3D reconstructions from bulky objects using sparse-angle data
Abstract »We have devised a setup for efficient 3D X-ray imaging of bulky objects, for example engines, large containers or massive valves. Accurate measurement of such targets requires a powerful source with mean photon energies well in the MeV scale. One problem with these measurements is that each 2D projection may take several minutes to complete. A whole scan consisting of hundreds of projections thus occupies the X-ray device for an entire day.
Our aim in this work is to demonstrate how we can limit the number of required projections without significantly compromising the image quality by using advanced reconstruction algorithms. By working with a smaller set of projections, not only do we limit the overall time needed for inspection, but also reduce the total exposure time of the detector, increasing the life-time of the X-ray device.
In this study, we have used a 6 MeV electron linear accelerator (LINAC) for taking 360 cone-beam projections of a target object in a circular geometry. The classical NDT S-band LINAC was equipped with a standard 1 mm tungsten target. It can work with 4.5 microsecond pulses and 300 Hz repetition rate, achieving 6 Gy/min dose rate at 1 m distance.

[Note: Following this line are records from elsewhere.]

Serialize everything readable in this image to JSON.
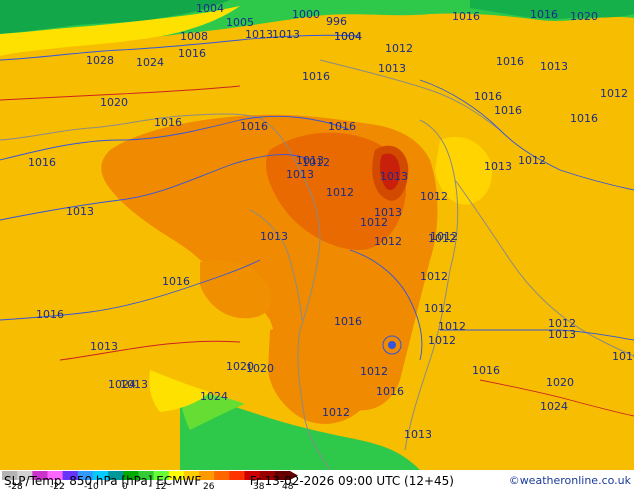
{
  "title": {
    "left": "SLP/Temp. 850 hPa [hPa] ECMWF",
    "right": "Fr 13-02-2026 09:00 UTC (12+45)"
  },
  "credit": "©weatheronline.co.uk",
  "legend": {
    "ticks": [
      "-28",
      "-22",
      "-10",
      "0",
      "12",
      "26",
      "38",
      "48"
    ],
    "colors": [
      "#b4b4b4",
      "#d2d2d2",
      "#cc33cc",
      "#ff66ff",
      "#6633ff",
      "#3399ff",
      "#00ccff",
      "#009999",
      "#00aa00",
      "#33cc33",
      "#66ff33",
      "#ffff00",
      "#ffcc00",
      "#ff9900",
      "#ff6600",
      "#ff3300",
      "#cc0000",
      "#990000",
      "#660000"
    ]
  },
  "palette": {
    "land_warm": "#f5a800",
    "land_hot": "#f08a00",
    "land_very_hot": "#e86a00",
    "sea_yellow": "#f7bd00",
    "cool_green": "#33cc33",
    "cold_green": "#11b84a",
    "isobar_blue": "#3355dd",
    "isobar_red": "#cc2222",
    "coast": "#8a8a8a"
  },
  "isobar_labels": [
    "1004",
    "1000",
    "996",
    "1005",
    "1004",
    "1016",
    "1016",
    "1020",
    "1013",
    "1013",
    "1004",
    "1008",
    "1012",
    "1013",
    "1016",
    "1016",
    "1028",
    "1024",
    "1016",
    "1016",
    "1013",
    "1016",
    "1013",
    "1020",
    "1016",
    "1016",
    "1016",
    "1013",
    "1016",
    "1012",
    "1016",
    "1013",
    "1012",
    "1013",
    "1012",
    "1012",
    "1016",
    "1013",
    "1012",
    "1012",
    "1013",
    "1012",
    "1012",
    "1012",
    "1012",
    "1012",
    "1013",
    "1012",
    "1016",
    "1013",
    "1013",
    "1016",
    "1020",
    "1016",
    "1020",
    "1024",
    "1024",
    "1012",
    "1013",
    "1016",
    "1020",
    "1024",
    "1016",
    "1012",
    "1013",
    "1012",
    "1012"
  ]
}
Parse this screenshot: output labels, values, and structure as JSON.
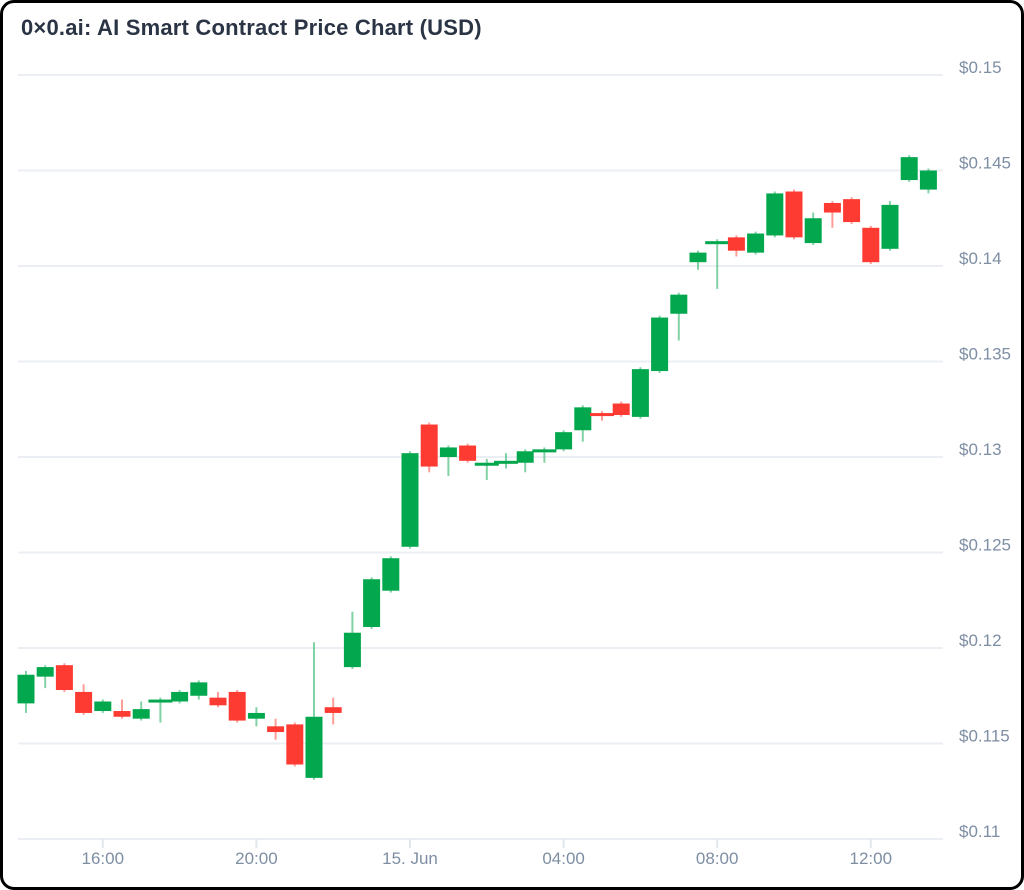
{
  "header": {
    "title": "0×0.ai: AI Smart Contract Price Chart (USD)"
  },
  "chart_data": {
    "type": "candlestick",
    "title": "0×0.ai: AI Smart Contract Price Chart (USD)",
    "currency": "USD",
    "interval": "30m",
    "ylim": [
      0.11,
      0.15
    ],
    "grid": "horizontal-only",
    "y_axis_side": "right",
    "y_ticks": [
      "$0.15",
      "$0.145",
      "$0.14",
      "$0.135",
      "$0.13",
      "$0.125",
      "$0.12",
      "$0.115",
      "$0.11"
    ],
    "y_tick_values": [
      0.15,
      0.145,
      0.14,
      0.135,
      0.13,
      0.125,
      0.12,
      0.115,
      0.11
    ],
    "x_ticks": [
      {
        "label": "16:00",
        "index": 4
      },
      {
        "label": "20:00",
        "index": 12
      },
      {
        "label": "15. Jun",
        "index": 20
      },
      {
        "label": "04:00",
        "index": 28
      },
      {
        "label": "08:00",
        "index": 36
      },
      {
        "label": "12:00",
        "index": 44
      }
    ],
    "colors": {
      "up": "#03a74d",
      "down": "#fe3b32",
      "grid": "#ebeff4",
      "tick": "#e2e7ec",
      "axis_label": "#7e8ea3",
      "title": "#2a3444",
      "background": "#ffffff",
      "frame_border": "#000000"
    },
    "candles": [
      {
        "time": "14:00",
        "open": 0.1171,
        "high": 0.1188,
        "low": 0.1166,
        "close": 0.1186
      },
      {
        "time": "14:30",
        "open": 0.1185,
        "high": 0.1191,
        "low": 0.1179,
        "close": 0.119
      },
      {
        "time": "15:00",
        "open": 0.1191,
        "high": 0.1192,
        "low": 0.1177,
        "close": 0.1178
      },
      {
        "time": "15:30",
        "open": 0.1177,
        "high": 0.1181,
        "low": 0.1165,
        "close": 0.1166
      },
      {
        "time": "16:00",
        "open": 0.1167,
        "high": 0.1173,
        "low": 0.1166,
        "close": 0.1172
      },
      {
        "time": "16:30",
        "open": 0.1167,
        "high": 0.1173,
        "low": 0.1163,
        "close": 0.1164
      },
      {
        "time": "17:00",
        "open": 0.1163,
        "high": 0.1172,
        "low": 0.1162,
        "close": 0.1168
      },
      {
        "time": "17:30",
        "open": 0.1172,
        "high": 0.1174,
        "low": 0.1161,
        "close": 0.1173
      },
      {
        "time": "18:00",
        "open": 0.1172,
        "high": 0.1178,
        "low": 0.1171,
        "close": 0.1177
      },
      {
        "time": "18:30",
        "open": 0.1175,
        "high": 0.1183,
        "low": 0.1173,
        "close": 0.1182
      },
      {
        "time": "19:00",
        "open": 0.1174,
        "high": 0.1177,
        "low": 0.1169,
        "close": 0.117
      },
      {
        "time": "19:30",
        "open": 0.1177,
        "high": 0.1178,
        "low": 0.1161,
        "close": 0.1162
      },
      {
        "time": "20:00",
        "open": 0.1163,
        "high": 0.1169,
        "low": 0.1159,
        "close": 0.1166
      },
      {
        "time": "20:30",
        "open": 0.1159,
        "high": 0.1163,
        "low": 0.1152,
        "close": 0.1156
      },
      {
        "time": "21:00",
        "open": 0.116,
        "high": 0.1161,
        "low": 0.1138,
        "close": 0.1139
      },
      {
        "time": "21:30",
        "open": 0.1132,
        "high": 0.1203,
        "low": 0.1131,
        "close": 0.1164
      },
      {
        "time": "22:00",
        "open": 0.1169,
        "high": 0.1174,
        "low": 0.116,
        "close": 0.1166
      },
      {
        "time": "22:30",
        "open": 0.119,
        "high": 0.1219,
        "low": 0.1189,
        "close": 0.1208
      },
      {
        "time": "23:00",
        "open": 0.1211,
        "high": 0.1237,
        "low": 0.121,
        "close": 0.1236
      },
      {
        "time": "23:30",
        "open": 0.123,
        "high": 0.1248,
        "low": 0.1229,
        "close": 0.1247
      },
      {
        "time": "00:00",
        "open": 0.1253,
        "high": 0.1303,
        "low": 0.1252,
        "close": 0.1302
      },
      {
        "time": "00:30",
        "open": 0.1317,
        "high": 0.1318,
        "low": 0.1292,
        "close": 0.1295
      },
      {
        "time": "01:00",
        "open": 0.13,
        "high": 0.1306,
        "low": 0.129,
        "close": 0.1305
      },
      {
        "time": "01:30",
        "open": 0.1306,
        "high": 0.1307,
        "low": 0.1297,
        "close": 0.1298
      },
      {
        "time": "02:00",
        "open": 0.1295,
        "high": 0.1299,
        "low": 0.1288,
        "close": 0.1297
      },
      {
        "time": "02:30",
        "open": 0.1296,
        "high": 0.1302,
        "low": 0.1294,
        "close": 0.1298
      },
      {
        "time": "03:00",
        "open": 0.1297,
        "high": 0.1304,
        "low": 0.1292,
        "close": 0.1303
      },
      {
        "time": "03:30",
        "open": 0.1302,
        "high": 0.1305,
        "low": 0.1297,
        "close": 0.1304
      },
      {
        "time": "04:00",
        "open": 0.1304,
        "high": 0.1314,
        "low": 0.1303,
        "close": 0.1313
      },
      {
        "time": "04:30",
        "open": 0.1314,
        "high": 0.1327,
        "low": 0.1308,
        "close": 0.1326
      },
      {
        "time": "05:00",
        "open": 0.1323,
        "high": 0.1324,
        "low": 0.1319,
        "close": 0.1322
      },
      {
        "time": "05:30",
        "open": 0.1328,
        "high": 0.1329,
        "low": 0.1321,
        "close": 0.1322
      },
      {
        "time": "06:00",
        "open": 0.1321,
        "high": 0.1347,
        "low": 0.132,
        "close": 0.1346
      },
      {
        "time": "06:30",
        "open": 0.1345,
        "high": 0.1374,
        "low": 0.1344,
        "close": 0.1373
      },
      {
        "time": "07:00",
        "open": 0.1375,
        "high": 0.1386,
        "low": 0.1361,
        "close": 0.1385
      },
      {
        "time": "07:30",
        "open": 0.1402,
        "high": 0.1408,
        "low": 0.1398,
        "close": 0.1407
      },
      {
        "time": "08:00",
        "open": 0.1411,
        "high": 0.1414,
        "low": 0.1388,
        "close": 0.1413
      },
      {
        "time": "08:30",
        "open": 0.1415,
        "high": 0.1416,
        "low": 0.1405,
        "close": 0.1408
      },
      {
        "time": "09:00",
        "open": 0.1407,
        "high": 0.1418,
        "low": 0.1406,
        "close": 0.1417
      },
      {
        "time": "09:30",
        "open": 0.1416,
        "high": 0.1439,
        "low": 0.1415,
        "close": 0.1438
      },
      {
        "time": "10:00",
        "open": 0.1439,
        "high": 0.144,
        "low": 0.1414,
        "close": 0.1415
      },
      {
        "time": "10:30",
        "open": 0.1412,
        "high": 0.1428,
        "low": 0.1411,
        "close": 0.1425
      },
      {
        "time": "11:00",
        "open": 0.1433,
        "high": 0.1434,
        "low": 0.142,
        "close": 0.1428
      },
      {
        "time": "11:30",
        "open": 0.1435,
        "high": 0.1436,
        "low": 0.1422,
        "close": 0.1423
      },
      {
        "time": "12:00",
        "open": 0.142,
        "high": 0.1421,
        "low": 0.1401,
        "close": 0.1402
      },
      {
        "time": "12:30",
        "open": 0.1409,
        "high": 0.1434,
        "low": 0.1408,
        "close": 0.1432
      },
      {
        "time": "13:00",
        "open": 0.1445,
        "high": 0.1458,
        "low": 0.1444,
        "close": 0.1457
      },
      {
        "time": "13:30",
        "open": 0.144,
        "high": 0.1451,
        "low": 0.1438,
        "close": 0.145
      }
    ]
  }
}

From the full data set with one-degree angular increment, we select a subset 60 projections as the sparse data set. We compare the quality of the 3D reconstructions obtained using (1) the full data set with a standard algorithm (FDK) and (2) the sparse data set with an advanced algorithm based on statistical inversion (PSIG). We demonstrate how the relevant details in the reconstruction are preserved to sufficient accuracy even with the limited data set, increasing throughput of the LINAC by a factor of six.